Thursday, June 9, 2016

Keeping Practice Fun

Summer is here and we are all hoping to have a little fun! There are vacations to take and holidays to celebrate. In the midst of it all, it is still important to maintain a semi-regular practice routine. I've found that I do better with my summer practicing if I look for ways to make practicing feel more like a game. In other words, I'm looking for ways to keep practicing fun. Here are some of the key components I try to include.


  • Variety is the spice of life. I make sure that I am working on a variety of styles of music -- classical, musical theater, sacred, jazz -- as well as ensembles (solos, duets, choral, etc.) I can also ensure variety in my practice sessions by shifting my focus throughout. After working on shaping phrases in one piece, I focus on things like memory, learning the notes, rhythm, or dynamics in the following selections.
  • Not every piece everyday.

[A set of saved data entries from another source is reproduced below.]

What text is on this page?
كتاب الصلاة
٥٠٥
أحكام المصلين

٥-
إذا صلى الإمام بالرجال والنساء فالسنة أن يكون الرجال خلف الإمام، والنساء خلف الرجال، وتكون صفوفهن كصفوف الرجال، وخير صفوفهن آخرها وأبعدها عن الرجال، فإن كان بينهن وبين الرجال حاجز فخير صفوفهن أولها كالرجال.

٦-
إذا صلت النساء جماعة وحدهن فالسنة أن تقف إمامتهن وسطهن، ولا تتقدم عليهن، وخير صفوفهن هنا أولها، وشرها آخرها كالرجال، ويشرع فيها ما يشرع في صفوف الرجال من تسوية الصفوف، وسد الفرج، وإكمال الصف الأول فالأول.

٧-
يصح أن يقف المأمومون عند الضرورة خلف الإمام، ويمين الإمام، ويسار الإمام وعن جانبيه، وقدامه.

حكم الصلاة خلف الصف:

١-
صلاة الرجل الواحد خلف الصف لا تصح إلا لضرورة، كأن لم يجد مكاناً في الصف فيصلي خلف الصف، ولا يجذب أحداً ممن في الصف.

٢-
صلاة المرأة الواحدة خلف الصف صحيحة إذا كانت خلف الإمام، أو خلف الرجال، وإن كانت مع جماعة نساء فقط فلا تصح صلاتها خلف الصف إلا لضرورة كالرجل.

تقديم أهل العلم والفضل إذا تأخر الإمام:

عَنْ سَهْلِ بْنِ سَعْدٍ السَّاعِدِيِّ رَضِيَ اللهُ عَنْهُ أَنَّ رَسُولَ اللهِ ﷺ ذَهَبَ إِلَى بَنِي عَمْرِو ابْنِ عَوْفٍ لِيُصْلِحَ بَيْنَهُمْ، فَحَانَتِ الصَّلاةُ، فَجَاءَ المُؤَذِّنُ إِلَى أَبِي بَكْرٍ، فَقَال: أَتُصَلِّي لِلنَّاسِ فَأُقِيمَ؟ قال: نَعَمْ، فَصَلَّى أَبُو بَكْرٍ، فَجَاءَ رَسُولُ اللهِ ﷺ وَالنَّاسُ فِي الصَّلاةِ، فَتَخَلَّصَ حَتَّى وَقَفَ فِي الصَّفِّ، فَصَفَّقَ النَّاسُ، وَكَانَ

It's summer, so I need to feel that my practice schedule is a little more relaxed. After all, my mind and body needs to rest as well. So I don't feel the pressure to get to every piece I'm working on in each rehearsal. How do I make sure that everything is getting needed attention though? I'm finding that a practice journal is extremely helpful in keeping track of what I've done and revealing what still needs attention. (I'll be talking more about my experience with practice journaling in the next few weeks.)  I'm also finding that sometimes solutions reveal themselves during the summer months when we just put the piece away for a few days. It's an amazing thing that I don't fully understand, but I'm loving the reality of it.
  • Change up your normal routine. Think about your normal practice session and look for ways to make it different this summer. A change of scenery is always a great option. If you can play a different instrument for a little while, that's wonderful. Perhaps you can change the visual appearance of your setting by adding a vase of shells or a new painting on the wall. You can also change the routine by trying out some new practice techniques. Since many of us teach young students as well, summer is a great time to get in touch with your inner child. Is there a practice game you've been thinking about? Try it out in your own repertoire and see what kind of results you get. Not only will you be doing something that might be rather fun, you'll also be perfecting techniques to share with your students in the fall.